Вот уже и последняя хата. За ней — кусты орешника и лес. Березы с побуревшими листьями грустно свесили долу тонкие ветви. Вдруг хруст сухого орешника и грозный окрик:
— Стой, смерд!
Повернул голову и пересохло во рту. Прямо на него наставлен мушкет. Одним прыжком оказался возле Мешковича воин с алебардой. «Тайный залог! — мелькнуло в мыслях. — Бежать!» Но бежать не решился — наверняка станут стрелять. И неведомо, нет ли впереди засады? Остановился.
— Кто будешь? — спросил воин, пристально оглядывая Гришку.
— Гришка Мешкович, цехмистер Шапошников из Пинеска…
— Брешешь! — воин тряхнул алебардой. — Нонче работный люд из хаты носа не показывает. Куда идешь?
— В Гомель. Купцы обещали товар…
Волоча сошку, мушкетер вышел из кустов и, уставив глаза на Мешковича, уверенно повторил:
— Брешешь! Казаков ищешь в лесу. Вяжи его!
За спиной, складывая веревку в петлю, возился воин. Мешкович сунул руку за полу свитки. Пальцы сразу же поймали черенок кинжала. Мушкетер ничего не успел сообразить. Он выронил мушкет и, схватившись за живот, опустился со стоном на траву. Мешкович бросился в кусты. Второй воин оказался смекалистый и прыткий. Едва упал мушкетер, — подхватил алебарду и метнул ее в спину Мешковичу. Но промахнулся.
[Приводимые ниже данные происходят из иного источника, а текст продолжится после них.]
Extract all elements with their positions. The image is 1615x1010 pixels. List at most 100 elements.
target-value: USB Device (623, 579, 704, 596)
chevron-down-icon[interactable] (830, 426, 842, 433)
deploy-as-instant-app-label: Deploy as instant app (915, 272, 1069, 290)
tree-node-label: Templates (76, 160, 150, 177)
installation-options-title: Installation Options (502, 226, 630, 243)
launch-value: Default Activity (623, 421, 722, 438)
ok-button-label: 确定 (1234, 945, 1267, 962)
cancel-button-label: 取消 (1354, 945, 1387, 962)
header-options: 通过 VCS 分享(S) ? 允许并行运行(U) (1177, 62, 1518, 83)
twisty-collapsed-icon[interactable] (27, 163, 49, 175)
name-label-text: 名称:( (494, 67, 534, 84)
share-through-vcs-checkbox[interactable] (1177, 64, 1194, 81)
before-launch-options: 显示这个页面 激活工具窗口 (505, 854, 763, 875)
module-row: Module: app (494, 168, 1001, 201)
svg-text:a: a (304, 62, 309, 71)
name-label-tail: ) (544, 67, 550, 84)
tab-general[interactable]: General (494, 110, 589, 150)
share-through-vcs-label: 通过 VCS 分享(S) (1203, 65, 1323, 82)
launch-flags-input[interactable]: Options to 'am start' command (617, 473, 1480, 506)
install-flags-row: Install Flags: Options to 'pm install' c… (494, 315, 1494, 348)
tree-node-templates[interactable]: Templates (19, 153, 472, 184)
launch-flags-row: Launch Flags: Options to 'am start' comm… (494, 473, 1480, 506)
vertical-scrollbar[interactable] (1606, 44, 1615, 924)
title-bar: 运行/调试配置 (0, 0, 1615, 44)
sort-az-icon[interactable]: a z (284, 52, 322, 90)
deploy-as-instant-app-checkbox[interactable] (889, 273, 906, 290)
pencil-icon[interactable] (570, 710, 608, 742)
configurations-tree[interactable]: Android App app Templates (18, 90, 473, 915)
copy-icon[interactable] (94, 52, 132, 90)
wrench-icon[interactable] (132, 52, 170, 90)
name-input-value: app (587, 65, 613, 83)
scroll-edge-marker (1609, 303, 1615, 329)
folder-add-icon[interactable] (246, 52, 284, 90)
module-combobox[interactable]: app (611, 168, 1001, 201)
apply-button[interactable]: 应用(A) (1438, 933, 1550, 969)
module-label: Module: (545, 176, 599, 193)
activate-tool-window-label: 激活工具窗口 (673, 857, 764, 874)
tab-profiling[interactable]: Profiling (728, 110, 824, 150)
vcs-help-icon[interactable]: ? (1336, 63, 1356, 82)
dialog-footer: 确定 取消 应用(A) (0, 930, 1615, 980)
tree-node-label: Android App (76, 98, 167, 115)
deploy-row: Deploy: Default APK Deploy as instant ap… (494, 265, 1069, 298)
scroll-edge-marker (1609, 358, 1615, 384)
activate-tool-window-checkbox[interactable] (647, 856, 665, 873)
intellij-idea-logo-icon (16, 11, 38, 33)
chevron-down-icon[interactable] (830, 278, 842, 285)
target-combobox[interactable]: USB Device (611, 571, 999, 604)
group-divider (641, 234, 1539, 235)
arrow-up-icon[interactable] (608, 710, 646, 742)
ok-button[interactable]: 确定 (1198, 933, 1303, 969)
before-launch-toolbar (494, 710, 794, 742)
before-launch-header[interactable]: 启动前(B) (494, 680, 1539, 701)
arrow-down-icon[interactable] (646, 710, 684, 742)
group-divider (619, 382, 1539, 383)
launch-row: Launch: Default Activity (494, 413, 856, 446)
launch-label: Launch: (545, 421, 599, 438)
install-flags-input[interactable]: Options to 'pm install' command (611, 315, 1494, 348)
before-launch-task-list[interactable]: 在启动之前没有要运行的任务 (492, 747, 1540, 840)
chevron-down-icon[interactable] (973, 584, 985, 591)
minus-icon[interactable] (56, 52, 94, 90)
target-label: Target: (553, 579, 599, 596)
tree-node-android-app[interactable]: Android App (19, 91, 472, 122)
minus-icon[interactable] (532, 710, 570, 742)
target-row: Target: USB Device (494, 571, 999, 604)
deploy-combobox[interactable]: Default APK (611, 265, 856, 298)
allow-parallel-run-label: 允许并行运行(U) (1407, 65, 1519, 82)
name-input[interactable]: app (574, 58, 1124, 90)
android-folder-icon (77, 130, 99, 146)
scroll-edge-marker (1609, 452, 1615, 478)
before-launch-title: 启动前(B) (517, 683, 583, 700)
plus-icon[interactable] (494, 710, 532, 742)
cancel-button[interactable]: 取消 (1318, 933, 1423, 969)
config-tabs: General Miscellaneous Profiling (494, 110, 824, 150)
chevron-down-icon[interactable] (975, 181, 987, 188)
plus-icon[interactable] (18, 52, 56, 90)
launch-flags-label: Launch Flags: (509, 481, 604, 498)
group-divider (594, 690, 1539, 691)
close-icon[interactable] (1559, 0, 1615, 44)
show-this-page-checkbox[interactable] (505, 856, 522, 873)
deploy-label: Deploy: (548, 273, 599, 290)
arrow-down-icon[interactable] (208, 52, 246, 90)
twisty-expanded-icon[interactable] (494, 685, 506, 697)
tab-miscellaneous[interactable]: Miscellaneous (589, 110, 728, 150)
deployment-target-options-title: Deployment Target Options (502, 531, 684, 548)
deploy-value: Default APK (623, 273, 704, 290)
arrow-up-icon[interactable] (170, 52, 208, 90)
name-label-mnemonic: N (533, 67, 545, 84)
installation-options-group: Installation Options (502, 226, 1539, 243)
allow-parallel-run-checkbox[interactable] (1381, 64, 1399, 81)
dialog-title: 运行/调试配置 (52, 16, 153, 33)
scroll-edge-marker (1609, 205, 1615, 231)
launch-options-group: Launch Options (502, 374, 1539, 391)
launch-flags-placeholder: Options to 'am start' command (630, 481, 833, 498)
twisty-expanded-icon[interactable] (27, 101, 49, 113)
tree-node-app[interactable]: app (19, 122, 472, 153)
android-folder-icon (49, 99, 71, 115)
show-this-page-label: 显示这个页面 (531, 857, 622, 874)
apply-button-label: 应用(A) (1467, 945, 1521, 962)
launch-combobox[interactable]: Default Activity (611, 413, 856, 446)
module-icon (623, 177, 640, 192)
Копье проскочило, а лезвие секеры, разорвав свитку, горячо полоснуло по плечу. Мешкович не почувствовал боли. От испуга шатнулся в сторону и зацепился носком копца за корень старой сосны. Не удержался на ногах. И тут же на спину навалился воин. Вырваться сразу из его цепких рук Мешкович не смог. Падая, выронил кинжал. Сцепившись, они покатились по траве, хрипя и ругаясь. Несколько раз воин пытался схватить Мешковича за шею. «Придушит…» — испугался Гришка. Тот навалился всем телом, и в этот миг Мешкович почувствовал под ногой упор. Напрягся и перебросил через себя воина. Руки у того ослабли. Гришка, изловчился и кулаком ударил по переносице. Воин на мгновение обмяк. Мешкович вырвался из его сильных рук и, вскочив, бросился в лес. Бежал и не смотрел куда. Колючие ветви можжевельника больно хлестали по лицу. Возле кряжистого дуба зацепился полой за выворотень. Остановился и, отдышавшись, прислушался. Погони не было, подался в сторону шляха.
Когда показались белые стволы берез на шляху, присел на кочку. Плечо горело огнем. Нарвал подорожника, смочил лист в лужице и приложил к плечу.
Выходить на дорогу Гришка Мешкович не решался, хотя и прошло уже немало времени. Думал о том, что если б были еще дозорцы в тайном залоге — дали бы о себе знать. Долго сидел у дороги, посматривал по сторонам. Ни верховых, ни мужицких телег не видно. Когда солнце перешло за полудень, поднялся и, не выходя на шлях, пошел окольной тропкой.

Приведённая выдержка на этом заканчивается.